Jesus was highly confrontational. Every aspect of His ministry was filled with confrontation. He confronted individuals’ complacency with sin, their misunderstandings about God, and their attitudes toward each other. He also took every opportunity to confront the corruption of the ruling elite.
One of my favorite vignettes from the New Testament is a confrontation between Jesus and the Pharisees. They wanted Him to silence His followers, who were hailing Him as the Messiah. Jesus refused. “I tell you, if these were silent, the very stones would cry out.”
Jesus then just moved along, no doubt leaving the Pharisees sputtering in anger.
That occurred in the final days before His crucification, but for me it echoes an incident earlier in His ministry. During a different trip to Jerusalem, Jesus healed a man who had been paralyzed for 38 years.
The Gospel of John tells us that this paralytic man lived in a particularly nasty personal torment. Local myth had it that when the waters of the Bethesda pool were disturbed, the first person in would be healed of their malady. While the paralyzed man sat each day near the pool, he had no one to help him move to the water.
The establishment political and religious leaders certainly weren’t going to waste their time helping him.

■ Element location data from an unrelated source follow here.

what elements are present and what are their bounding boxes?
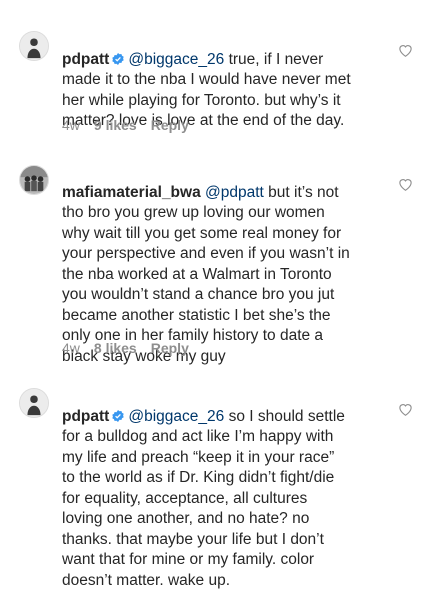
reply-button[interactable]: Reply bbox=[151, 117, 189, 133]
comment-text: but it’s not tho bro you grew up loving … bbox=[62, 183, 350, 365]
heart-outline-icon[interactable] bbox=[398, 43, 413, 57]
comment-likes[interactable]: 8 likes bbox=[94, 340, 137, 356]
comment-time: 4w bbox=[62, 340, 80, 356]
verified-badge-icon bbox=[112, 52, 125, 65]
avatar[interactable] bbox=[19, 388, 49, 418]
comment-mention[interactable]: @biggace_26 bbox=[128, 51, 224, 68]
reply-button[interactable]: Reply bbox=[151, 340, 189, 356]
comment-mention[interactable]: @pdpatt bbox=[205, 184, 264, 201]
heart-outline-icon[interactable] bbox=[398, 402, 413, 416]
avatar[interactable] bbox=[19, 165, 49, 195]
avatar[interactable] bbox=[19, 31, 49, 61]
comment-mention[interactable]: @biggace_26 bbox=[128, 408, 224, 425]
comment-username[interactable]: pdpatt bbox=[62, 51, 109, 68]
heart-outline-icon[interactable] bbox=[398, 177, 413, 191]
comment-username[interactable]: mafiamaterial_bwa bbox=[62, 184, 201, 201]
comment-meta: 4w 9 likes Reply bbox=[62, 117, 203, 133]
comment-text: so I should settle for a bulldog and act… bbox=[62, 407, 345, 589]
comment-meta: 4w 8 likes Reply bbox=[62, 340, 203, 356]
comment-likes[interactable]: 9 likes bbox=[94, 117, 137, 133]
verified-badge-icon bbox=[112, 409, 125, 422]
comment-time: 4w bbox=[62, 117, 80, 133]
comment-username[interactable]: pdpatt bbox=[62, 408, 109, 425]
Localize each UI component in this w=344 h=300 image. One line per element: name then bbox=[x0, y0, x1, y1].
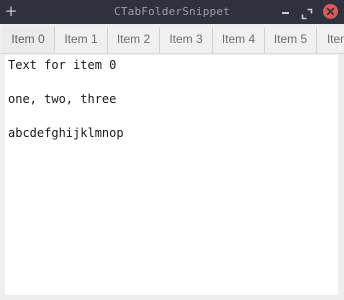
tab-content-text[interactable]: Text for item 0 one, two, three abcdefgh… bbox=[5, 55, 338, 295]
tab-label: Item 2 bbox=[116, 32, 151, 46]
minimize-icon[interactable] bbox=[280, 4, 292, 20]
tab-item-3[interactable]: Item 3 bbox=[160, 27, 213, 53]
tab-label: Item 3 bbox=[169, 32, 203, 46]
content-line: one, two, three bbox=[8, 92, 117, 106]
tab-item-1[interactable]: Item 1 bbox=[55, 27, 108, 53]
tab-item-4[interactable]: Item 4 bbox=[213, 27, 265, 53]
tab-item-0[interactable]: Item 0 bbox=[2, 27, 55, 53]
tab-label: Item 4 bbox=[221, 32, 256, 46]
tab-item-5[interactable]: Item 5 bbox=[265, 27, 317, 53]
maximize-icon[interactable] bbox=[301, 5, 313, 20]
tab-label: Item 1 bbox=[64, 32, 98, 46]
tab-divider bbox=[0, 53, 344, 54]
tab-label: Item 5 bbox=[273, 32, 308, 46]
app-window: + CTabFolderSnippet Item 0 Item 1 Item 2 bbox=[0, 0, 344, 300]
window-title: CTabFolderSnippet bbox=[114, 5, 230, 18]
close-icon[interactable] bbox=[323, 4, 338, 19]
tab-label: Item 0 bbox=[11, 32, 45, 46]
tab-folder: Item 0 Item 1 Item 2 Item 3 Item 4 Item … bbox=[2, 27, 344, 53]
tab-label: Item 6 bbox=[326, 32, 344, 46]
client-area: Item 0 Item 1 Item 2 Item 3 Item 4 Item … bbox=[0, 24, 344, 300]
content-line: Text for item 0 bbox=[8, 58, 117, 72]
tab-item-2[interactable]: Item 2 bbox=[108, 27, 160, 53]
content-line: abcdefghijklmnop bbox=[8, 126, 124, 140]
title-bar[interactable]: + CTabFolderSnippet bbox=[0, 0, 344, 24]
tab-item-6[interactable]: Item 6 bbox=[317, 27, 344, 53]
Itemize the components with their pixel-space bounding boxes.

So Jesus did. Jesus healed the man without making him so much as get his fingertips wet. But when the man picked up his things to leave—he was healed!—the establishment’s shrill response was predictable: Sit down and be quiet. They had their regulations, after all.
For the establishment elite, neither the Sabbath nor the Law was about honoring God and loving their neighbor. The laws and customs around it had become a tool for enriching themselves and enabling their self-decreed importance as cultural regulators.
The former paralytic man was having none of it. We’re told he “went away” and told people what Jesus had done for him.
When confronting the self-important establishment and their shrill regulators today, we should follow that healed man’s lead. As citizens in this self-governing republic, we have an obligation to keep moving, loudly proclaiming what is true, no matter how inconvenient it is to those in power.